How is this transformation different from the transformation, which Jesus brings about?
1. Asoka’s repentance is a merit for him(like old testament). He is seeking to undo his karma. Our repentance is a not a merit. Our merit comes from Christ’s life and death. We receive forgiveness of sins from a loving God because Christ paid for us. Emperor Asoka does not have his sins forgiven. He will pay for it. Even his changed life is a work of self salvation where he is seeking to undo his karma.
2. We are regenerated, when we repent and believe and enter into a love relationship with God.We become Children of God. Asoka is seeking a better reincarnation. His repentance does not lead to a relationship with God. He is trying to snuff out the self and thus prevent reincarnation and subsequent suffering which might result from a rebirth into this world of suffering.
3. Our salvation is a gift from a loving God. Asoka’s salvation is his own work which he must continue through many rebirths.

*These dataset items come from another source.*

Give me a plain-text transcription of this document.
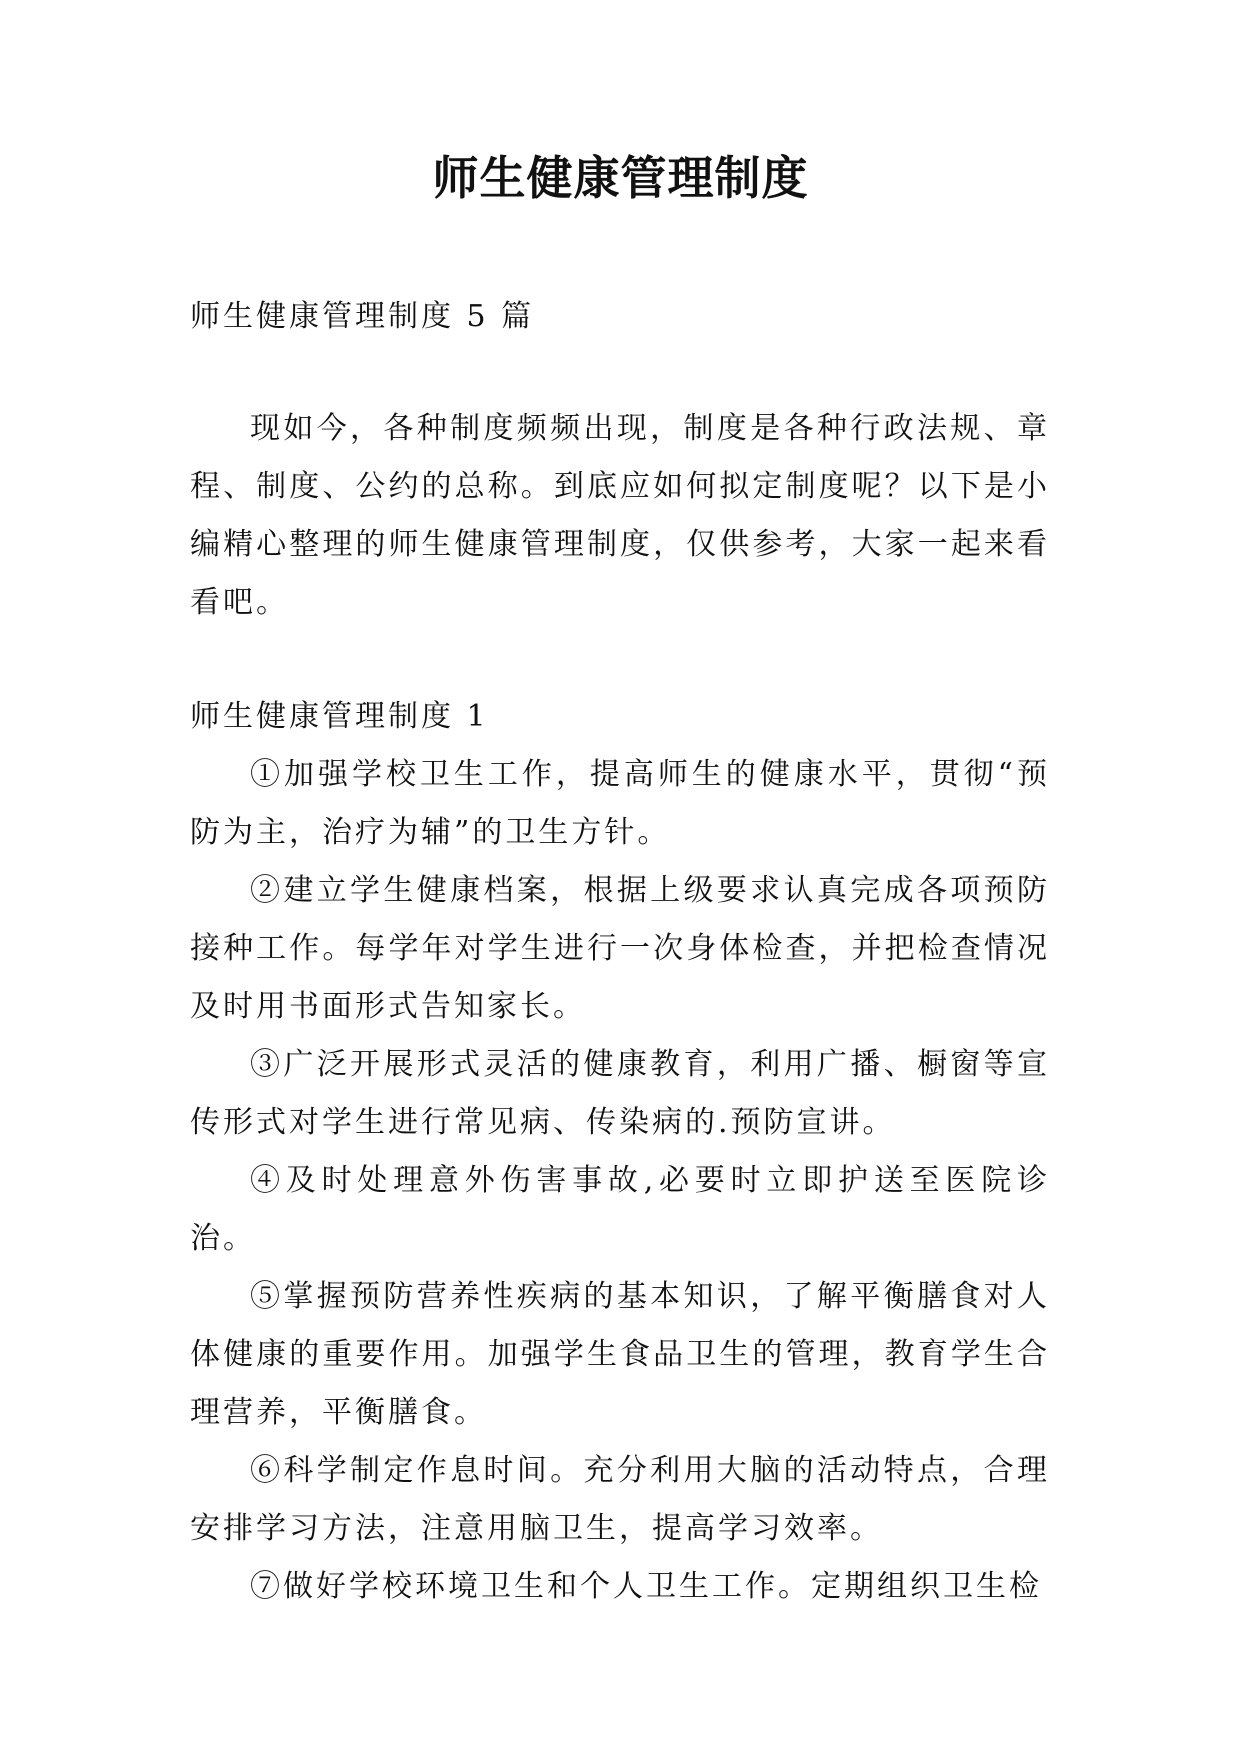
师生健康管理制度

师生健康管理制度 5 篇

现如今，各种制度频频出现，制度是各种行政法规、章程、制度、公约的总称。到底应如何拟定制度呢？以下是小编精心整理的师生健康管理制度，仅供参考，大家一起来看看吧。

师生健康管理制度 1

①加强学校卫生工作，提高师生的健康水平，贯彻“预防为主，治疗为辅”的卫生方针。

②建立学生健康档案，根据上级要求认真完成各项预防接种工作。每学年对学生进行一次身体检查，并把检查情况及时用书面形式告知家长。

③广泛开展形式灵活的健康教育，利用广播、橱窗等宣传形式对学生进行常见病、传染病的.预防宣讲。

④及时处理意外伤害事故,必要时立即护送至医院诊治。

⑤掌握预防营养性疾病的基本知识，了解平衡膳食对人体健康的重要作用。加强学生食品卫生的管理，教育学生合理营养，平衡膳食。

⑥科学制定作息时间。充分利用大脑的活动特点，合理安排学习方法，注意用脑卫生，提高学习效率。

⑦做好学校环境卫生和个人卫生工作。定期组织卫生检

4. Christ gave salvation to the thief who repented on the cross. Buddha would not have granted salvation to that hopeless soul under any circumstance. He would have asked him to work on his karma in his next birth and if necessary many subsequent births .
5. The christian worldview explains the origin of the moral law and also teaches that everyone will be held accountable for every single word . The Buddhist world view does not explain the moral framework adequately as there is no basis for absolute morality apart from God.

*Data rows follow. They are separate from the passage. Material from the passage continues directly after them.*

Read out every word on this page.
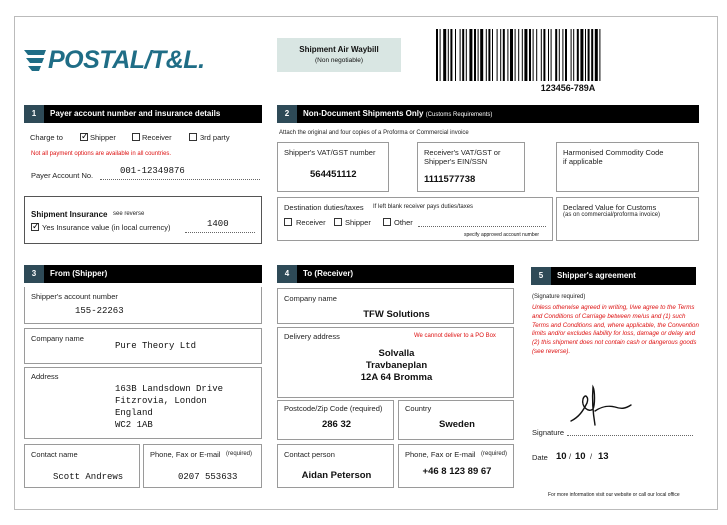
POSTAL/T&L.	Shipment Air Waybill
(Non negotiable)
123456-789A
1	Payer account number and insurance details
Charge to
✓	Shipper	Receiver	3rd party
Not all payment options are available in all countries.
Payer Account No.	001-12349876
Shipment Insurance see reverse
✓
Yes Insurance value (in local currency)	1400
2	Non-Document Shipments Only (Customs Requirements)
Attach the original and four copies of a Proforma or Commercial invoice
Shipper's VAT/GST number
564451112
Receiver's VAT/GST or
Shipper's EIN/SSN
1111577738
Harmonised Commodity Code
if applicable
Destination duties/taxes If left blank receiver pays duties/taxes
Receiver	Shipper	Other
specify approved account number
Declared Value for Customs
(as on commercial/proforma invoice)
3	From (Shipper)
Shipper's account number
155-22263
Company name
Pure Theory Ltd
Address
163B Landsdown Drive
Fitzrovia, London
England
WC2 1AB
Contact name
Scott Andrews
Phone, Fax or E-mail (required)
0207 553633
4	To (Receiver)
Company name
TFW Solutions
Delivery address	We cannot deliver to a PO Box
Solvalla
Travbaneplan
12A 64 Bromma
Postcode/Zip Code (required)
286 32
Country
Sweden
Contact person
Aidan Peterson
Phone, Fax or E-mail (required)
+46 8 123 89 67
5	Shipper's agreement
(Signature required)
Unless otherwise agreed in writing, I/we agree to the Terms and Conditions of Carriage between me/us and (1) such Terms and Conditions and, where applicable, the Convention limits and/or excludes liability for loss, damage or delay and (2) this shipment does not contain cash or dangerous goods (see reverse).
Signature
Date 10 / 10 / 13
For more information visit our website or call our local office
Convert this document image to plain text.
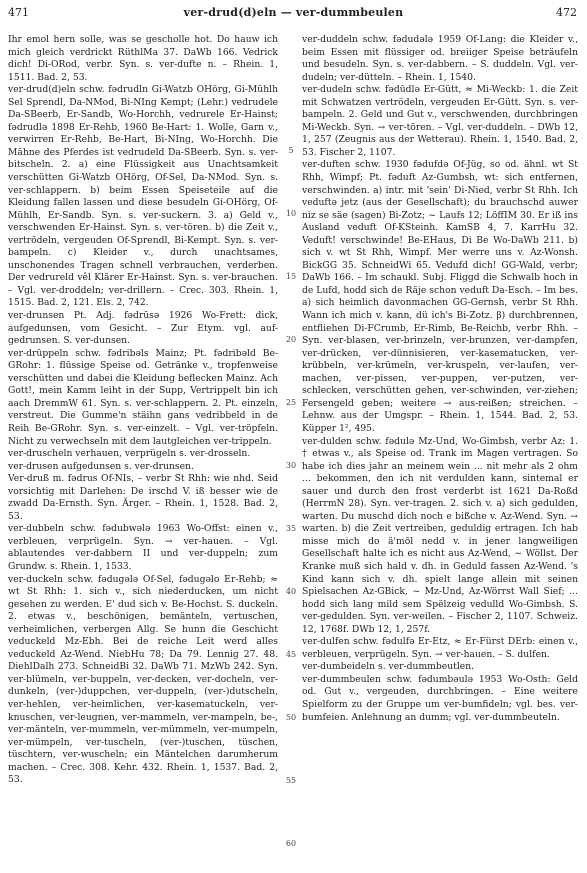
471	ver-drud(d)eln — ver-dummbeulen	472

Ihr emol hern solle, was se gescholle hot. Do hauw ich mich gleich verdrickt RüthlMa 37. DaWb 166. Vedrick dich! Di-ORod, verbr. Syn. s. ver-dufte n. – Rhein. 1, 1511. Bad. 2, 53.

ver-drud(d)eln schw. fədrudln Gi-Watzb OHörg, Gi-Mühlh Sel Sprendl, Da-NMod, Bi-NIng Kempt; (Lehr.) vedrudele Da-SBeerb, Er-Sandb, Wo-Horchh, vedrurele Er-Hainst; fədrudlə 1898 Er-Rehb, 1960 Be-Hart: 1. Wolle, Garn v., verwirren Er-Rehb, Be-Hart, Bi-NIng, Wo-Horchh. Die Mähne des Pferdes ist vedrudeld Da-SBeerb. Syn. s. ver-bitscheln. 2. a) eine Flüssigkeit aus Unachtsamkeit verschütten Gi-Watzb OHörg, Of-Sel, Da-NMod. Syn. s. ver-schlappern. b) beim Essen Speiseteile auf die Kleidung fallen lassen und diese besudeln Gi-OHörg, Of-Mühlh, Er-Sandb. Syn. s. ver-suckern. 3. a) Geld v., verschwenden Er-Hainst. Syn. s. ver-tören. b) die Zeit v., vertrödeln, vergeuden Of-Sprendl, Bi-Kempt. Syn. s. ver-bampeln. c) Kleider v., durch unachtsames, unschonendes Tragen schnell verbrauchen, verderben. Der vedrureld vêl Klärer Er-Hainst. Syn. s. ver-brauchen. – Vgl. ver-droddeln; ver-drillern. – Crec. 303. Rhein. 1, 1515. Bad. 2, 121. Els. 2, 742.

ver-drunsen Pt. Adj. fədrūsə 1926 Wo-Frett: dick, aufgedunsen, vom Gesicht. – Zur Etym. vgl. auf-gedrunsen. S. ver-dunsen.

ver-drüppeln schw. fədribəls Mainz; Pt. fədribəld Be-GRohr: 1. flüssige Speise od. Getränke v., tropfenweise verschütten und dabei die Kleidung beflecken Mainz. Ach Gott!, mein Kamm leiht in der Supp, Vertrippelt bin ich aach DremmW 61. Syn. s. ver-schlappern. 2. Pt. einzeln, verstreut. Die Gumme'n stäihn gans vedribbeld in de Reih Be-GRohr. Syn. s. ver-einzelt. – Vgl. ver-tröpfeln. Nicht zu verwechseln mit dem lautgleichen ver-trippeln.

ver-druscheln verhauen, verprügeln s. ver-drosseln.

ver-drusen aufgedunsen s. ver-drunsen.

Ver-druß m. fədrus Of-NIs, – verbr St Rhh: wie nhd. Seid vorsichtig mit Darlehen: De irschd V. iß besser wie de zwadd Da-Ernsth. Syn. Ärger. – Rhein. 1, 1528. Bad. 2, 53.

ver-dubbeln schw. fədubwələ 1963 Wo-Offst: einen v., verbleuen, verprügeln. Syn. → ver-hauen. – Vgl. ablautendes ver-dabbern II und ver-duppeln; zum Grundw. s. Rhein. 1, 1533.

ver-duckeln schw. fədugələ Of-Sel, fədugəlo Er-Rehb; ≈ wt St Rhh: 1. sich v., sich niederducken, um nicht gesehen zu werden. E' dud sich v. Be-Hochst. S. duckeln. 2. etwas v., beschönigen, bemänteln, vertuschen, verheimlichen, verbergen Allg. Se hunn die Geschicht veduckeld Mz-Ebh. Bei de reiche Leit werd alles veduckeld Az-Wend. NiebHu 78; Da 79. Lennig 27. 48. DiehlDalh 273. SchneidBi 32. DaWb 71. MzWb 242. Syn. ver-blümeln, ver-buppeln, ver-decken, ver-docheln, ver-dunkeln, (ver-)duppchen, ver-duppeln, (ver-)dutscheln, ver-hehlen, ver-heimlichen, ver-kasematuckeln, ver-knuschen, ver-leugnen, ver-mammeln, ver-mampeln, be-, ver-mänteln, ver-mummeln, ver-mümmeln, ver-mumpeln, ver-mümpeln, ver-tuscheln, (ver-)tuschen, tüschen, tüschtern, ver-wuscheln; ein Mäntelchen darumherum machen. – Crec. 308. Kehr. 432. Rhein. 1, 1537. Bad. 2, 53.

5
10
15
20
25
30
35
40
45
50
55
60

ver-duddeln schw. fədudələ 1959 Of-Lang: die Kleider v., beim Essen mit flüssiger od. breiiger Speise beträufeln und besudeln. Syn. s. ver-dabbern. – S. duddeln. Vgl. ver-dudeln; ver-dütteln. – Rhein. 1, 1540.

ver-dudeln schw. fədūdlə Er-Gütt, ≈ Mi-Weckb: 1. die Zeit mit Schwatzen vertrödeln, vergeuden Er-Gütt. Syn. s. ver-bampeln. 2. Geld und Gut v., verschwenden, durchbringen Mi-Weckb. Syn. → ver-tören. – Vgl. ver-duddeln. – DWb 12, 1, 257 (Zeugnis aus der Wetterau). Rhein. 1, 1540. Bad. 2, 53. Fischer 2, 1107.

ver-duften schw. 1930 fədufdə Of-Jüg, so od. ähnl. wt St Rhh, Wimpf; Pt. fəduft Az-Gumbsh, wt: sich entfernen, verschwinden. a) intr. mit 'sein' Di-Nied, verbr St Rhh. Ich veduftə jetz (aus der Gesellschaft); du brauchschd auwer niz se säe (sagen) Bi-Zotz; ~ Laufs 12; LöffIM 30. Er iß ins Ausland veduft Of-KSteinh. KamSB 4, 7. KarrHu 32. Veduft! verschwinde! Be-EHaus, Di Be Wo-DaWb 211. b) sich v. wt St Rhh, Wimpf. Mer werre uns v. Az-Wonsh. BickGG 35. SchneidWi 65. Vedufd dich! GG-Wald, verbr; DaWb 166. – Im schaukl. Subj. Fliggd die Schwalb hoch in de Lufd, hodd sich de Räje schon veduft Da-Esch. – Im bes. a) sich heimlich davonmachen GG-Gernsh, verbr St Rhh. Wann ich mich v. kann, dü ich's Bi-Zotz. β) durchbrennen, entfliehen Di-FCrumb, Er-Rimb, Be-Reichb, verbr Rhh. – Syn. ver-blasen, ver-brinzeln, ver-brunzen, ver-dampfen, ver-drücken, ver-dünnisieren, ver-kasematucken, ver-krübbeln, ver-krümeln, ver-kruspeln, ver-laufen, ver-machen, ver-pissen, ver-puppen, ver-putzen, ver-schlecken, verschütten gehen, ver-schwinden, ver-ziehen; Fersengeld geben; weitere → aus-reißen; streichen. – Lehnw. aus der Umgspr. – Rhein. 1, 1544. Bad. 2, 53. Küpper 1², 495.

ver-dulden schw. fədulə Mz-Und, Wo-Gimbsh, verbr Az: 1. † etwas v., als Speise od. Trank im Magen vertragen. So habe ich dies jahr an meinem wein ... nit mehr als 2 ohm ... bekommen, den ich nit verdulden kann, sintemal er sauer und durch den frost verderbt ist 1621 Da-Roßd (HerrmN 28). Syn. ver-tragen. 2. sich v. a) sich gedulden, warten. Du muschd dich noch e bißche v. Az-Wend. Syn. → warten. b) die Zeit vertreiben, geduldig ertragen. Ich hab misse mich do ä'mōl nedd v. in jener langweiligen Gesellschaft halte ich es nicht aus Az-Wend, ~ Wöllst. Der Kranke muß sich hald v. dh. in Geduld fassen Az-Wend. 's Kind kann sich v. dh. spielt lange allein mit seinen Spielsachen Az-GBick, ~ Mz-Und, Az-Wörrst Wall Sief; ... hodd sich lang mild sem Spëlzeig vedulld Wo-Gimbsh. S. ver-gedulden. Syn. ver-weilen. – Fischer 2, 1107. Schweiz. 12, 1768f. DWb 12, 1, 257f.

ver-dulfen schw. fədulfə Er-Etz, ≈ Er-Fürst DErb: einen v., verbleuen, verprügeln. Syn. → ver-hauen. – S. dulfen.

ver-dumbeideln s. ver-dummbeutlen.

ver-dummbeulen schw. fədumbəulə 1953 Wo-Osth: Geld od. Gut v., vergeuden, durchbringen. – Eine weitere Spielform zu der Gruppe um ver-bumfideln; vgl. bes. ver-bumfeien. Anlehnung an dumm; vgl. ver-dummbeuteln.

6. Why is “Ahimsa” or non-violence better than violence in a non-theistic world view like Buddhism. How did they conclude that violence is bad? May be conscience and contemplation. But why does that need be true for everybody unless God gives the law, declares it to be good and also makes it binding on everybody. This is where Buddhism fails and Christianity proves to be adequate in explaining morality.

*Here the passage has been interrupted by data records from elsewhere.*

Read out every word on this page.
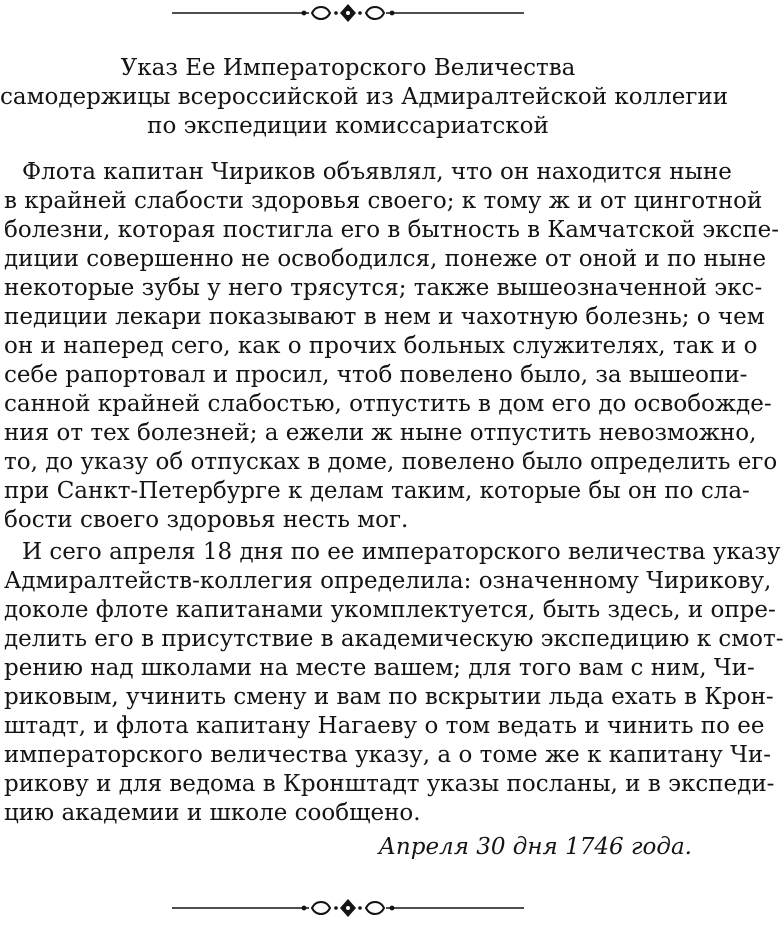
Указ Ее Императорского Величества
самодержицы всероссийской из Адмиралтейской коллегии
по экспедиции комиссариатской
Флота капитан Чириков объявлял, что он находится ныне
в крайней слабости здоровья своего; к тому ж и от цинготной
болезни, которая постигла его в бытность в Камчатской экспе-
диции совершенно не освободился, понеже от оной и по ныне
некоторые зубы у него трясутся; также вышеозначенной экс-
педиции лекари показывают в нем и чахотную болезнь; о чем
он и напеpед сего, как о прочих больных служителях, так и о
себе рапортовал и просил, чтоб повелено было, за вышеопи-
санной крайней слабостью, отпустить в дом его до освобожде-
ния от тех болезней; а ежели ж ныне отпустить невозможно,
то, до указу об отпусках в доме, повелено было определить его
при Санкт-Петербурге к делам таким, которые бы он по сла-
бости своего здоровья несть мог.
И сего апреля 18 дня по ее императорского величества указу
Адмиралтейств-коллегия определила: означенному Чирикову,
доколе флоте капитанами укомплектуется, быть здесь, и опре-
делить его в присутствие в академическую экспедицию к смот-
рению над школами на месте вашем; для того вам с ним, Чи-
риковым, учинить смену и вам по вскрытии льда ехать в Крон-
штадт, и флота капитану Нагаеву о том ведать и чинить по ее
императорского величества указу, а о томе же к капитану Чи-
рикову и для ведома в Кронштадт указы посланы, и в экспеди-
цию академии и школе сообщено.
Апреля 30 дня 1746 года.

Buddhism does not offer forgiveness of sins, cleansing of the conscience, new nature and above all a relationship with God. In Christianity , all these and more are obtained by faith and life is lived in response to God and his gifts, which are freely made available to all men. Salvation in Christianity is a gift. In Buddhism, salvation has to be fully worked out by the individual, with little help from the community and elders. This may be one of the reasons, the later schools of Buddhism developed their own form of ‘salvation by faith’ in Amithaba Buddha. The teachings of Buddha, in their pure form are very taxing on the individual and the average Joe looks for a Savior, someone who can save him, who can help him, not only from his Karma, but also from impractical teachings, as that of the Buddha. This eventually lead to the inventions of the “Bodhisattva” or enlightened beings in later Mahayana schools, who would act as saviors guiding the seeker of enlightenment to reach their goals. Christ the real savior, the true mediator alone can grant them the true salvation.